从两个 TFRecord 中获取所有记录组合答案

【问题标题】：Taking all combinations of records from two TFRecords从两个 TFRecord 中获取所有记录组合
【发布时间】：2020-02-04 17:06:21
【问题描述】：

我有两个 TFRecords A 和 B，大小不同，包含不同的数据元素。

我需要从A 和B 中获取所有可能的记录对。因此，在训练或测试期间，我希望 epoch 的信号只有在所有组合都用尽后才结束，之后该过程应该在下一个 epoch 恢复。

在这样做时，当然，我想指定一个batchsize。

我浏览了tf.data.Dataset 的文档，但没有发现任何类似的东西。

当然，如果我要写一个python生成器，这是可以实现的。但不幸的是，这没有用，因为根据文档，python 生成器将受到GIL 的限制，即global interpreter lock。

因此，假设，

A 包含{image1, image2, image3}，而B 包含{im1, im2, im3, im4, im5, im6}。
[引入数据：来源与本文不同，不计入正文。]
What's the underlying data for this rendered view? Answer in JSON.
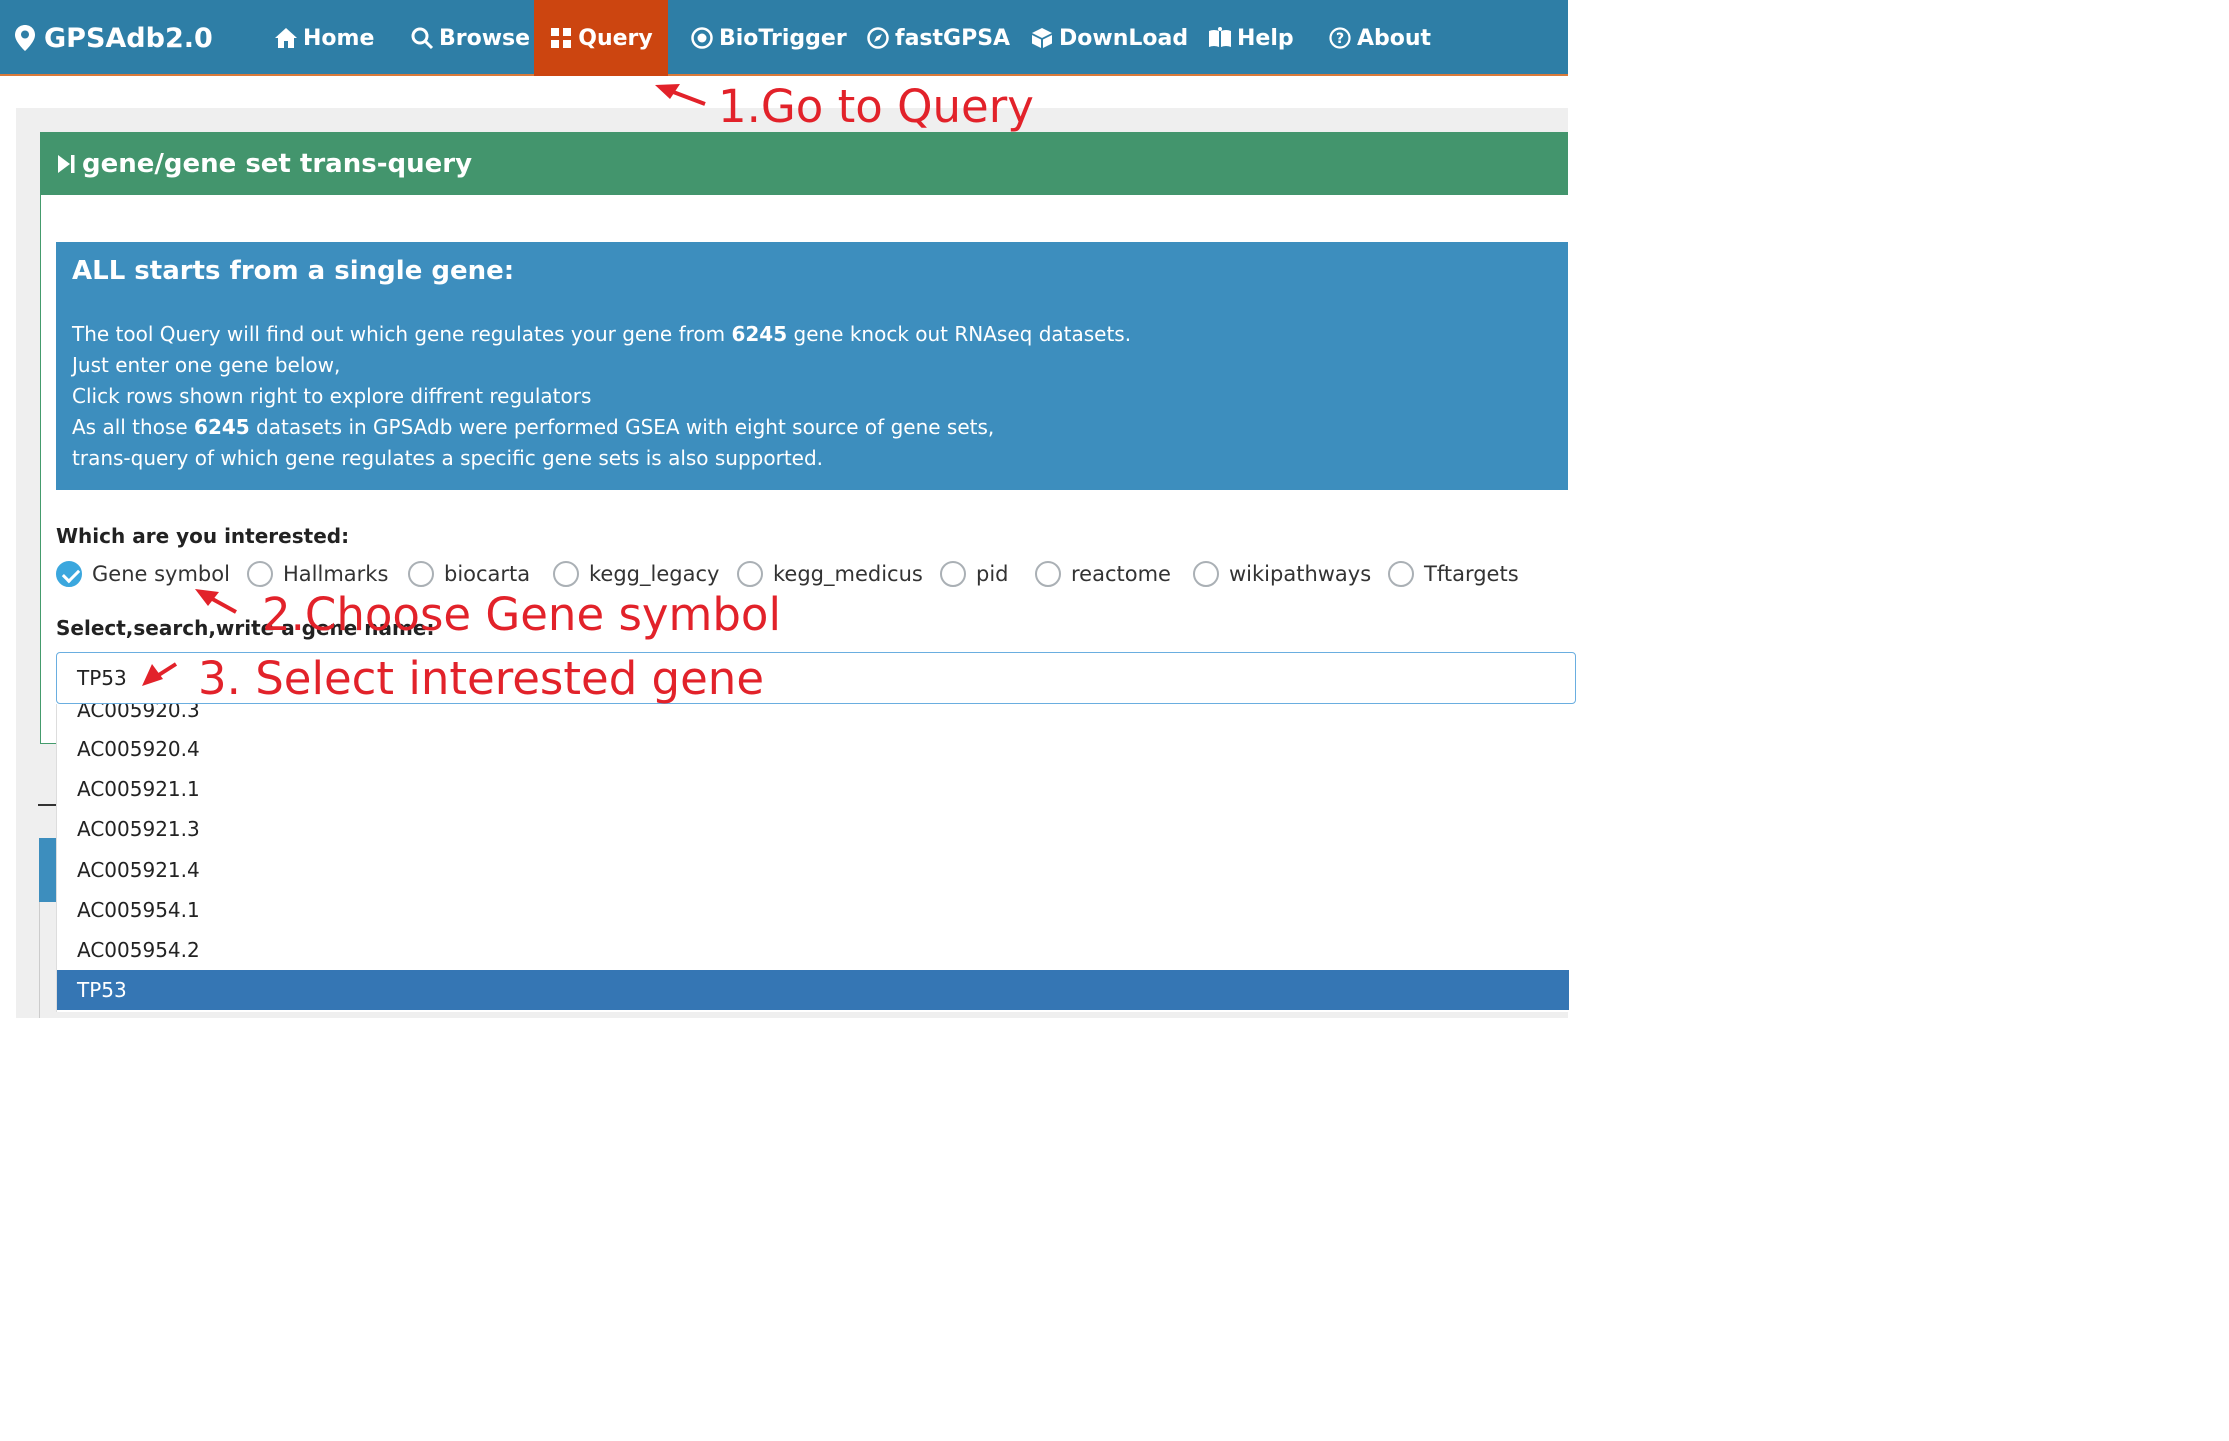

我已经指定了2 的批量大小。然后我希望输出如下所示：

(image1, im1) and (image2, im4)

(image3, im2) and (image1, im2)

(image2, im1) and (image2, im3)

..............

15 more combinations

然后下一个纪元开始。

在 TensorFlow 中如何实现？

【问题讨论】：

标签： python tensorflow tensorflow2.0

【解决方案1】：

有一些关于如何使用 Numpy 或 Tensorflow 计算两个数组的笛卡尔积的 SO 帖子。

如果您的数组对于内存计算来说是两个大的，那么您最好的选择可能是使用两个 tf.data.Dataset（每个数组都打开）并进行双循环：

for a in dataset_A:
  for b in dataset_B.batch(2):
     batch = [[a, b[0]], [a, b[1]] # Or something similar (it should have a TF function to do it)

使用@tf.function，已知循环数据集很快。

【讨论】：

【解决方案2】：

您可以使用 tf.data.Dataset.from_generator 函数，其中生成器函数将实现您的逻辑，例如其他两个数据集的叉积。为了从压缩数据集db1 和db2 中随机抽取一对样本，我独立地打乱了每个数据集。

import tensorflow as tf
tf.enable_eager_execution()

A = [1, 2, 3, 4]
B = [5, 6, 7, 8]

db1 = tf.data.Dataset.from_tensor_slices(A).shuffle(len(A)).repeat()
db2 = tf.data.Dataset.from_tensor_slices(B).shuffle(len(B)).repeat()

def cross_db_generator():
    for db1_example, db2_example in zip(db1, db2):
        print(db1_example.numpy(), db2_example.numpy())
        yield db1_example, db2_example


cross_db = tf.data.Dataset.from_generator(cross_db_generator, output_types=(tf.uint8, tf.uint8))
cross_db = cross_db.batch(2)

for sample in cross_db:
    print((sample[0][0].numpy(), sample[1][0].numpy()), (sample[0][1].numpy(), sample[1][1].numpy()))

【讨论】：

使用from_generator 效率不高，因为它受 Python 的 GIL 约束，对吧？
对不起，我没有调查from_generator的效率。您可能想在parallelizing tf.data.Dataset.from_generator 上查看这个问题。